ところが家庭の経済状況が悪化し、両親には大学に行きたいのなら、自分で働いて行って、と言われてしまいました。
とりあえず近くの工場にアルバイトに行くことにしました。
プレス工場で機械に物を置いて、ボタンを押すだけだったのですが、舐めていたことが災いしました。
ついつい、左手を置いたまま作動させてしまったのです。
左手は潰れ、顔の断末魔が聞こえました。
その悲鳴はしばらく耳を離れなかったものです。
僕の左手は手首からなくなってしまいました。
僕は左手を失った悲しみとともに、顔と話せなくなったことにも少し寂しさを感じていました。
病院を退院して、しばらく自宅で療養していました。
包帯を取ってお風呂に入ったあと、左腕の傷口が、なんだか痒く感じました。
もしや化膿とかしているのではないかと切断口を見ました。
はじめてじっくり眺めたのですが、肉の部分が赤く腫れているような感じがします。
それと真ん中に白い骨が少し見えています。
なんともえぐいものがありましたが、それもしかたないとアルコールをかけて包帯を巻きました。

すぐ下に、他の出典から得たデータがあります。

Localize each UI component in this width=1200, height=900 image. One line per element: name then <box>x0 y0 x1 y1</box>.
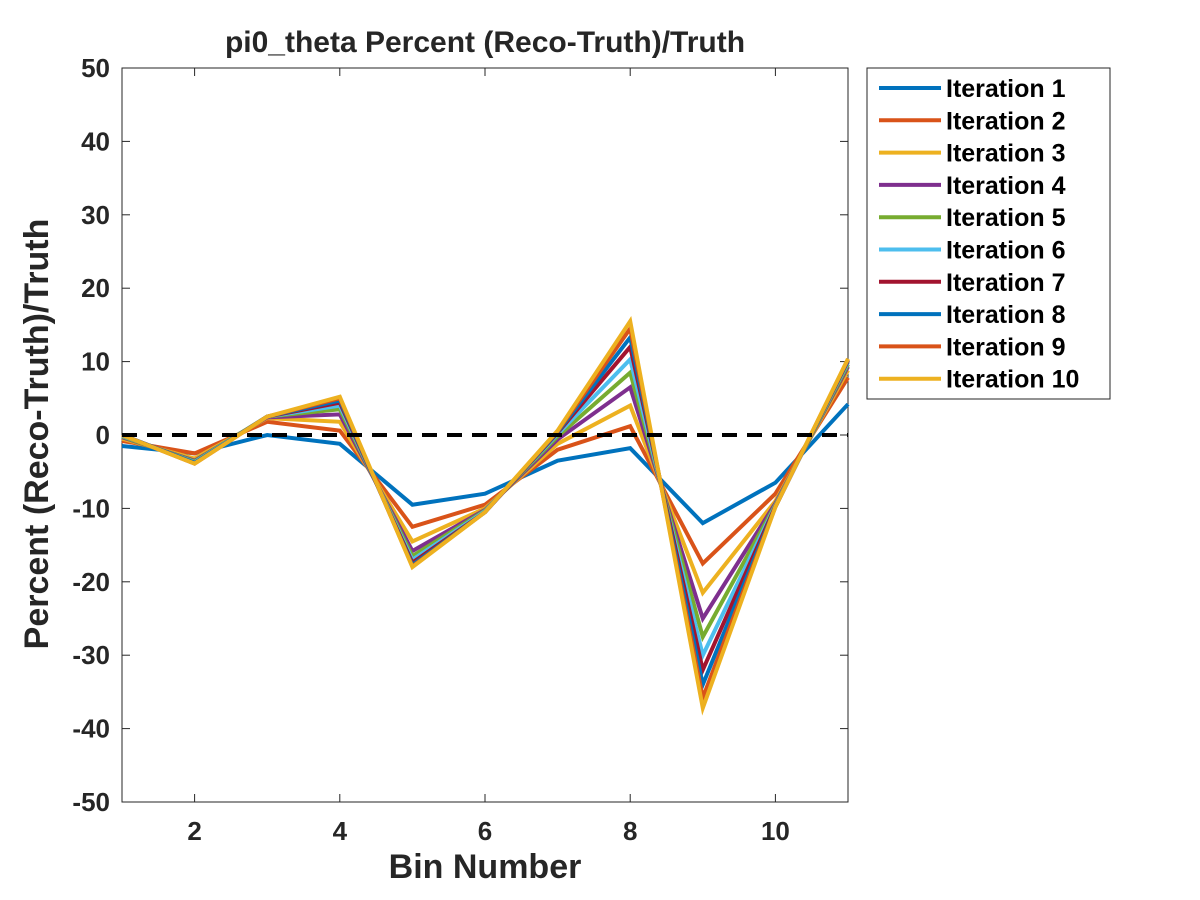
legend-label: Iteration 6 <box>946 237 1065 265</box>
plot-area: -50 -40 -30 -20 -10 0 10 20 30 40 50 2 4 6 8 10 <box>72 53 850 846</box>
y-tick-label: 40 <box>81 126 110 156</box>
x-tick-label: 10 <box>761 816 790 846</box>
y-tick-label: -10 <box>72 493 110 523</box>
legend-label: Iteration 9 <box>946 333 1065 361</box>
y-tick-label: 30 <box>81 200 110 230</box>
legend-label: Iteration 1 <box>946 75 1066 103</box>
y-tick-label: -50 <box>72 787 110 817</box>
y-tick-label: 50 <box>81 53 110 83</box>
legend-label: Iteration 2 <box>946 107 1065 135</box>
legend: Iteration 1 Iteration 2 Iteration 3 Iterati… <box>866 67 1111 400</box>
x-tick-label: 8 <box>623 816 637 846</box>
y-tick-label: -30 <box>72 640 110 670</box>
legend-label: Iteration 3 <box>946 140 1065 168</box>
legend-label: Iteration 8 <box>946 301 1066 329</box>
y-tick-label: -20 <box>72 567 110 597</box>
legend-label: Iteration 10 <box>946 366 1079 394</box>
y-tick-label: 10 <box>81 347 110 377</box>
y-tick-label: 20 <box>81 273 110 303</box>
legend-box <box>866 67 1111 400</box>
legend-label: Iteration 7 <box>946 269 1065 297</box>
x-tick-label: 6 <box>478 816 492 846</box>
x-axis-label: Bin Number <box>389 848 582 886</box>
x-tick-label: 4 <box>333 816 348 846</box>
legend-label: Iteration 5 <box>946 204 1066 232</box>
series-line-iteration-10 <box>121 315 850 716</box>
y-tick-label: -40 <box>72 714 110 744</box>
y-tick-label: 0 <box>96 420 110 450</box>
series-group <box>121 315 850 716</box>
chart-title: pi0_theta Percent (Reco-Truth)/Truth <box>225 26 745 59</box>
legend-label: Iteration 4 <box>946 172 1066 200</box>
series-line-iteration-1 <box>121 402 850 526</box>
x-tick-label: 2 <box>187 816 201 846</box>
y-axis-label: Percent (Reco-Truth)/Truth <box>18 219 56 650</box>
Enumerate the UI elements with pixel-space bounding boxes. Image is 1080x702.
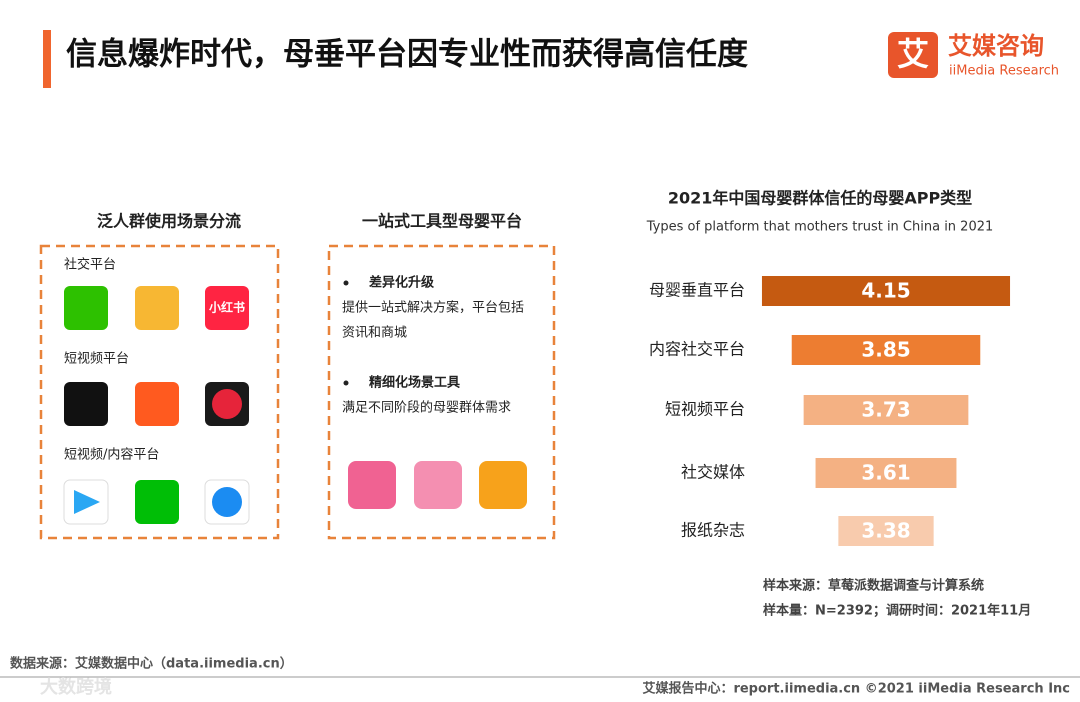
bar [803,395,969,425]
icon-app [414,461,462,509]
icon-douyin [64,382,108,426]
footer-source: 数据来源：艾媒数据中心（data.iimedia.cn） [10,656,293,672]
left-panel-box [39,244,280,540]
group-label: 社交平台 [64,257,116,273]
value-label: 3.61 [861,461,910,485]
bar [761,276,1011,306]
note: 样本量：N=2392；调研时间：2021年11月 [763,603,1031,619]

すると、「おい、そんなものかけたら酔っちゃうだろ」と声がしました。
もしやと包帯を外すと、そこに顔がありました。
以前と違うのは真ん中に骨が見えていることです。
「すまない」と顔をテッシュで拭きました。
「おまえ、俺がしばらくいなくて寂しかっただろ」と言ってきました。
どうやら骨周りが口になっているようで、微妙に動きます。
僕はちょびっと頷きました。
「だろ。俺もいったん潰れてびっくらこいたぜ。まさかあんなことになるとはな。おまえがぼーっとしているからだろ」
「本当にすまない」
「まあいいや。済んだことは。これから気をつけろよな。これ以上腕が短くなったら余計難儀だぜ」
「わかった。気をつける」
「それでだ。食べ物をくれよ」
「食べ物?」
顔をこれまで食べ物を要求してきたことはありませんでした。
口こそありましたが、しゃべるだけです。
「そうだ、歯ができただろ。これを使ってみたいんだ」
「歯?」
顔は口をニッと余計に開けてみせました。
白い骨がわずかに大きく見えました。
「これは歯じゃないよ。ただの骨」
「骨のように見えて歯なんだよ。そこのポテチ持ってきてみ」
食べかけのポテトチップスの袋を持ってきて、一枚を顔の真ん中に差し出しました。
すると口が小刻みに振動して、ポテチを細切れにするではありませんか。
しかしポテチは中に吸い込まれるどころかぽろぽろと下に落ちました。
これって何かに似ているなと考えたら鉛筆削りでした。
鉛筆削りのようなポテトチップス削りを眺めながら、これからどうしたものかなぁと陰鬱に考えるのでした。